Wild Oats XI confirmed as handicap winner of the Rolex Sydney Hobart Yacht Race, making her the first yacht to win the fabled treble for 60 years
Wild Oats XI has been confirmed as handicap winner of the Rolex Sydney Hobart Yacht Race, making her the first yacht to win the fabled treble since Captain John Illingworth and his yacht Rani won the inaugural race across Bass Strait 60 years ago.
Bob Oatley built this hi-tech multi-million dollar maxi to win line honours. To break the course record was an added bonus. To win the Tattersalls Cup for fastest yacht under IRC handicap was beyond his wildest dreams.
There was a tear in his eye yesterday as he looked down the list of past winners engraved on the base of the JJ Illingworth Trophy, the prize for first boat to Hobart. He flew back to Sydney this morning, but how must he be feeling now to have won the most coveted trophy of all, the Tattersalls Cup?
Geoff Lavis, Commodore of the Cruising Yacht Club of Australia, confirmed this afternoon that none of the boats still racing could challenge Wild Oats’s position at the top of the IRC handicap leaderboard. “The oldest boat in this year’s fleet, Ray White Koomooloo, which was overall winner in 1968, has been the closest competitor to threaten Wild Oats XI all day,” said Commodore Lavis. “It shows that any well-sailed, well-founded boat has a realistic chance of winning this race.”
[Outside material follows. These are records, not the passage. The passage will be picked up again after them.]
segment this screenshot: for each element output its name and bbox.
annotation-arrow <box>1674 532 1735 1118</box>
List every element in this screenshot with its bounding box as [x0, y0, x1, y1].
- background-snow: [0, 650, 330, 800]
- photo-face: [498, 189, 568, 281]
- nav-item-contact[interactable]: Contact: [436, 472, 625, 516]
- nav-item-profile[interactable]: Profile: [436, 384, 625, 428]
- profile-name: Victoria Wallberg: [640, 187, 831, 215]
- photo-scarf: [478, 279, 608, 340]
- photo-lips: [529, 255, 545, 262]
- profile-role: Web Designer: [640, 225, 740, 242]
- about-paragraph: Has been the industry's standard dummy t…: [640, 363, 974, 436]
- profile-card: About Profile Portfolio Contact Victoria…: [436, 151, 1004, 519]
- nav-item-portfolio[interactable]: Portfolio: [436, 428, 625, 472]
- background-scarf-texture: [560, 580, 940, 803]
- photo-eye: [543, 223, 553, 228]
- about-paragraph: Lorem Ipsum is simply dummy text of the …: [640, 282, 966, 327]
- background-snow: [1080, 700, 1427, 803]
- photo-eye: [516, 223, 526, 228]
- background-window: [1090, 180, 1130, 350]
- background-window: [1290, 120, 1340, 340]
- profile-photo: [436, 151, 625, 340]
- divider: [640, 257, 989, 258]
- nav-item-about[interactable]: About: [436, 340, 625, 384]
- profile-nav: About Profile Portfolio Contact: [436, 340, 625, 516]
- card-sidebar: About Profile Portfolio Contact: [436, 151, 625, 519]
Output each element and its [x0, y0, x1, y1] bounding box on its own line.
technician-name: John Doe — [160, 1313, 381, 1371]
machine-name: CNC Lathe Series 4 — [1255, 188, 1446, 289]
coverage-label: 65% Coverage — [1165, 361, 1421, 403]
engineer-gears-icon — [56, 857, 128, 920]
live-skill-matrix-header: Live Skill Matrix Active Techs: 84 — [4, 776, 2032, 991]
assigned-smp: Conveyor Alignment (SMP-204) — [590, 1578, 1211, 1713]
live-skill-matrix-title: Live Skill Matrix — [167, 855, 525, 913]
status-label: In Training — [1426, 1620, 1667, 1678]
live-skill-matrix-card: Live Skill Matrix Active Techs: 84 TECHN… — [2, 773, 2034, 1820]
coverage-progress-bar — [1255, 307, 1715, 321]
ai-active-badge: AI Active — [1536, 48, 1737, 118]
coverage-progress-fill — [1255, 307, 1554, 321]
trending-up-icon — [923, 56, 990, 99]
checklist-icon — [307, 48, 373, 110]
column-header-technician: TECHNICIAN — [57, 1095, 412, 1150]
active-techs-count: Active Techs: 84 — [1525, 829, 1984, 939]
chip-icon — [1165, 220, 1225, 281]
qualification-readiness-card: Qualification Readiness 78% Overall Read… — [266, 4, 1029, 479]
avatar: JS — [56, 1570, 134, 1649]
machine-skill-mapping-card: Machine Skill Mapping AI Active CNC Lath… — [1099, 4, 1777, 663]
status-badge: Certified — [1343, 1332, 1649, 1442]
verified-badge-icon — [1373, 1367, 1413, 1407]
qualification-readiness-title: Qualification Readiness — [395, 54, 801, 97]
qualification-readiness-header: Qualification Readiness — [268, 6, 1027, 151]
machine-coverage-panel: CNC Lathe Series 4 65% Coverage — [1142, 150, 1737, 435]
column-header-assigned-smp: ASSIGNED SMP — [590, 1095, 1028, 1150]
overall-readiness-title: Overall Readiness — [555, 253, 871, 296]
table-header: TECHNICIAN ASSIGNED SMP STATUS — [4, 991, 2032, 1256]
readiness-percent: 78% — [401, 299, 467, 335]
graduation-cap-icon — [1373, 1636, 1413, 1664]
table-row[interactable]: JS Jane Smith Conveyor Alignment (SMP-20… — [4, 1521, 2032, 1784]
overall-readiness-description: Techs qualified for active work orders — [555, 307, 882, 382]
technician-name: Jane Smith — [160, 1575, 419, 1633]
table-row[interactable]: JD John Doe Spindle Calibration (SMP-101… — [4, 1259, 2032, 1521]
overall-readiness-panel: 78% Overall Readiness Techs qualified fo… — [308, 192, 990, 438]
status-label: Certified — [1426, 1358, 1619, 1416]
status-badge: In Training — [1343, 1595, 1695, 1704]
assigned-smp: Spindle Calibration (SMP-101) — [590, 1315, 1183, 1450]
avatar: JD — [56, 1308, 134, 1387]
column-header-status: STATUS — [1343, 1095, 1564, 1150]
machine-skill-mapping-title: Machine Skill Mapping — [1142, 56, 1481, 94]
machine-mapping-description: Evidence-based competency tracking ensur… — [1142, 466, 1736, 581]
The Commodore paid tribute to Bob Oatley and the crew of Wild Oats XI, who launched this state-of-the-art 98-foot maxi less than a month ago. “This treble has eluded all past competitors but now finally it’s happened. It’s a difficult thing to do and how many years before it happens again, well that’s anyone’s guess. This year the weather was quite benign, and quite kind to these big boats. You can’t expect that too often in this race.”
By 1900 hours this evening, 28 yachts had crossed the Hobart finish line, with four yachts retired, the most recent being Star Dean – Willcocks, due to rigging problems. The remaining 53 yachts still racing are expected into Hobart before the end of 2005, with the possible exception of the diminutive Gillawa. Dave Kent’s 33-foot cruiser is lagging some way behind the fleet, but he can expect the same rousing reception from the people of Hobart, however long it may take him to get there.